下面是具有getAllPeopleByClass方法的类,该方法由选择类中的getMembers()方法调用:

public class processing {

static processing process = null;
private Collection<family> familyList = new ArrayList<family>();
private Collection<coworkers> cowList = new ArrayList<coworkers>();
private Collection<friends> friendList = new ArrayList<friends>();

public processing(){
}

public static processing getInstance() {
    if (process == null)
        process = new processing();
    return process;
}

public <T> Collection<people> getAllPeopleByClass(Class<T> clazz) {
    Collection<people> peopleCollection;
    peopleCollection.addAll(getList(clazz));
    return peopleCollection;
}

private <T> Collection<? extends people> getList(Class<T> clazz) {
    if (clazz == family.class) {  
        return familyList;  
    } else if (clazz == coworkers.class) {
        return cowList;
    } else { // else if clazz == friends.class
        return friendList;
    }
}

最后,使用处理的类:

 public class familySelection {
  public Collection<family> getMembers() {
    Collection<family> f;
    f = processing.getInstance().getAllPeopleByClass(family.class); //type mismatch
    return f; 
  }
}

 public class coworkerSelection {
  public Collection<coworkers> getMembers() {
    Collection<coworkers> c;
    c = processing.getInstance().getAllPeopleByClass(coworkers.class); //type mismatch
    return c;
  }
}


public class friendsSelection {
  public Collection<friends> getMembers() {
    Collection<friends> f;
    f = processing.getInstance().getAllPeopleByClass(friends.class); //type mismatch
    return f;
  }
}

我的问题是我在每个getMembers()方法中都遇到了getAllPeopleByClass调用的类型不匹配。

我试过这个:

public class familySelection {
  public Collection<family> getMembers() {
    Collection<? extends people> f; //changed to extend from people
    f = processing.getInstance().getAllPeopleByClass(family.class);
    return (Collection<family>) f; //cast warning - dont want that
  }
}

这样可行,但是我得到了一个强制警告,我不想要它,我也不想压制它。
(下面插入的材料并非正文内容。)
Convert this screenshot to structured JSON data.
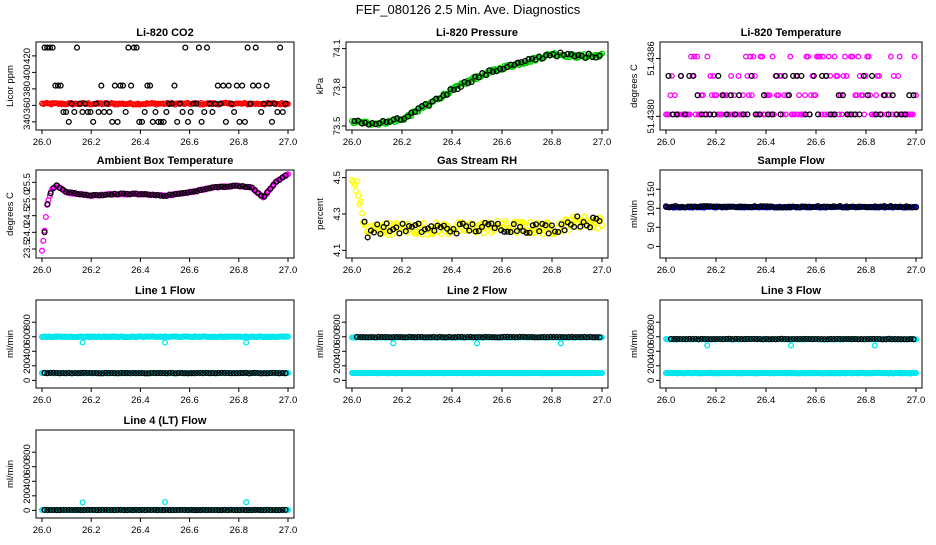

这是我最接近解决问题的方法。此外,getMembers()的返回类型必须保持原样。有没有人有办法在没有任何警告的情况下这样做?或者甚至以某种方式处理这个问题?谢谢!

3 个答案:

答案 0 :(得分:2)

public <T> Collection<T> getAllPeopleByClass(Class<T> clazz) {
    Collection<T> peopleCollection = new ArrayList<T>();
    for(people p : getList(clazz)) {
      peopleCollection.add(clazz.cast(p));
    }
    return peopleCollection;
}

答案 1 :(得分:1)

使用super关键字:

public class familySelection {
  public Collection<? super family> getMembers() {
    Collection<? super family> f;
    f = processing.getInstance().getAllPeopleByClass(family.class);
    return f;
  }
}

UPD:当您只有super个值进入结构时,请使用put通配符。当结构中只有extends个值时,请使用get通配符。当您同时使用getput时,请不要使用通配符。

答案 2 :(得分:0)

我会选择这个版本。它还需要警告抑制,但我认为这是更好的地方。

我也允许自己改变你的Singleton实现。如果你真的想这样做,可以考虑使用枚举。

public enum processing {
    INSTANCE;

    private Collection<family> familyList = new ArrayList<family>();
    private Collection<coworkers> cowList = new ArrayList<coworkers>();
    private Collection<friends> friendList = new ArrayList<friends>();

    public static processing getInstance() {
        return INSTANCE;
    }

    public <T extends people> Collection<T> getAllPeopleByClass(Class<T> clazz) {
        Collection<T> peopleCollection = new ArrayList<T>();
        peopleCollection.addAll(getList(clazz));
        return peopleCollection;
    }

    @SuppressWarnings("unchecked")
    private <T extends people> Collection<T> getList(Class<T> clazz) {
        if (clazz == family.class) {
            return (Collection<T>) familyList;
        } else if (clazz == coworkers.class) {
            return (Collection<T>) cowList;
        } else { // else if clazz == friends.class
            return (Collection<T>) friendList;
        }
    }
}

和familySelection:

public class familySelection {
    public Collection<family> getMembers() {
        Collection<family> f = processing.getInstance().getAllPeopleByClass(family.class);
        return f;
    }
}